I'm going to venture off-topic from strategy games again to talk about something I find disappointing.

Making war against an intelligent and skilled competitor in a well-designed PvP is a much better simulation of the experience of violent conflict than single-player. You have to play on the knife's edge because your enemy is much likelier to exploit your mistakes.

But for the same reason, whoever can break the aesthetic spirit of the game in the most gimmicky way possible often gets the advantage. And developers who inherit things that they couldn't have created sometimes even react to this by formalizing said gimmicks and mutating the original purpose of the game. For example when I play MechWarrior I want my team to win because we did a better job stomping around the city obliterating their armor with our cool lasers and giant sci-fi cannons. Not because we minmaxed our builds to sit behind cover and attrit them from beyond range of their weapons. The most viable way to win is often by having less fun.

That aside, sometimes you don't even want a visceral simulation of brutal pitted combat but just a fun little toy to play with.

(05-14-2023, 01:29 AM)a system is failing Wrote: The older games because of their limits had to think more logarithmically, they couldn't just hard-code a zillion different templates or options into the game and instead were stuck with a smaller number of systems which ended up more robust. But the robustness of those systems results in complex interactions that build on each other in the way you mention, the aformentioned "multiplication" and "exponents" (when systems of systems are able to build on each other and interact meaningfully).

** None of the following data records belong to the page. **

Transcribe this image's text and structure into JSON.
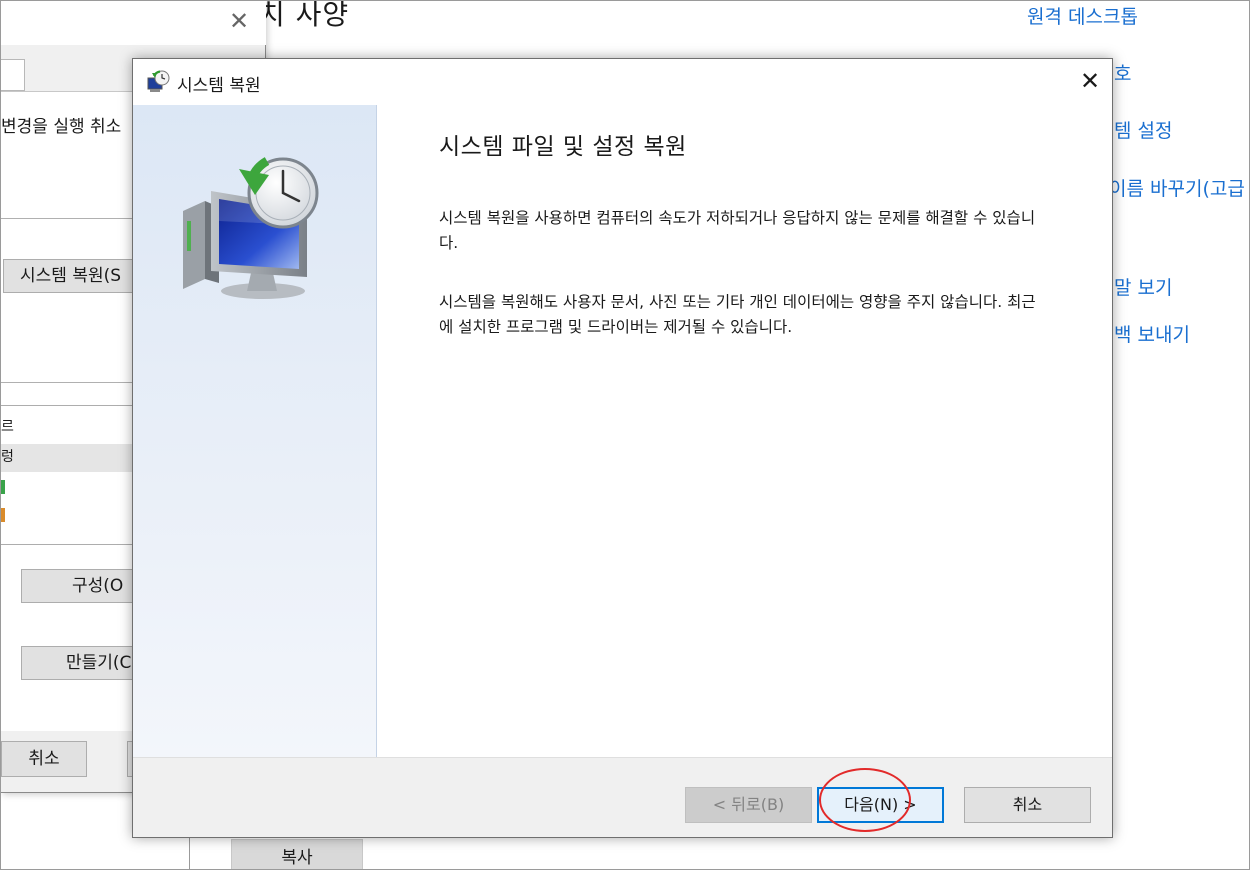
{
  "background_page": {
    "title_fragment": "치 사양",
    "links": [
      "원격 데스크톱",
      "호",
      "템 설정",
      "이름 바꾸기(고급",
      "말 보기",
      "백 보내기"
    ],
    "copy_button": "복사"
  },
  "properties_dialog": {
    "description": "변경을 실행 취소",
    "restore_button": "시스템 복원(S",
    "configure_button": "구성(O",
    "create_button": "만들기(C",
    "cancel_button": "취소",
    "list_rows": [
      "르",
      "렁",
      "",
      ""
    ],
    "colors": {
      "mark_green": "#3aa34a",
      "mark_orange": "#d98b2b"
    }
  },
  "restore_dialog": {
    "title": "시스템 복원",
    "heading": "시스템 파일 및 설정 복원",
    "paragraph1": "시스템 복원을 사용하면 컴퓨터의 속도가 저하되거나 응답하지 않는 문제를 해결할 수 있습니다.",
    "paragraph2": "시스템을 복원해도 사용자 문서, 사진 또는 기타 개인 데이터에는 영향을 주지 않습니다. 최근에 설치한 프로그램 및 드라이버는 제거될 수 있습니다.",
    "back_button": "< 뒤로(B)",
    "next_button": "다음(N) >",
    "cancel_button": "취소",
    "close_glyph": "✕",
    "icons": [
      "system-restore-icon",
      "monitor-clock-icon",
      "close-icon"
    ],
    "colors": {
      "accent": "#0078d7",
      "side_panel": "#dce7f5",
      "annotation": "#e22a2a"
    }
  }
}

The first time I played Fallout I helped Killian, the sheriff/general store manager of Junktown. Then I took it upon myself to murder all the gangsters in the hotel, after which the next time I saw Killian he attacked me for breaking the peace and I had to kill him and his guard in order to survive. If there had been any "mission" or "writing" or "morality system" spoonfeeding the consequences to me it would have only diluted the effect; instead, it just happened, and then it was over, I completely got away with it, and I had to feel my own remorse.

(05-14-2023, 07:20 AM)Guest Wrote: AoE and AoM were some of the first places where I was made eager to read about history etc. on my own. I know there's more than a handful of people who had a similar experience. In school, we got the boring stuff. In games, we got the good stuff.

The tutorial for Crusader Kings 2 alone is worth more for historical intuition than the entire public schooling curriculum.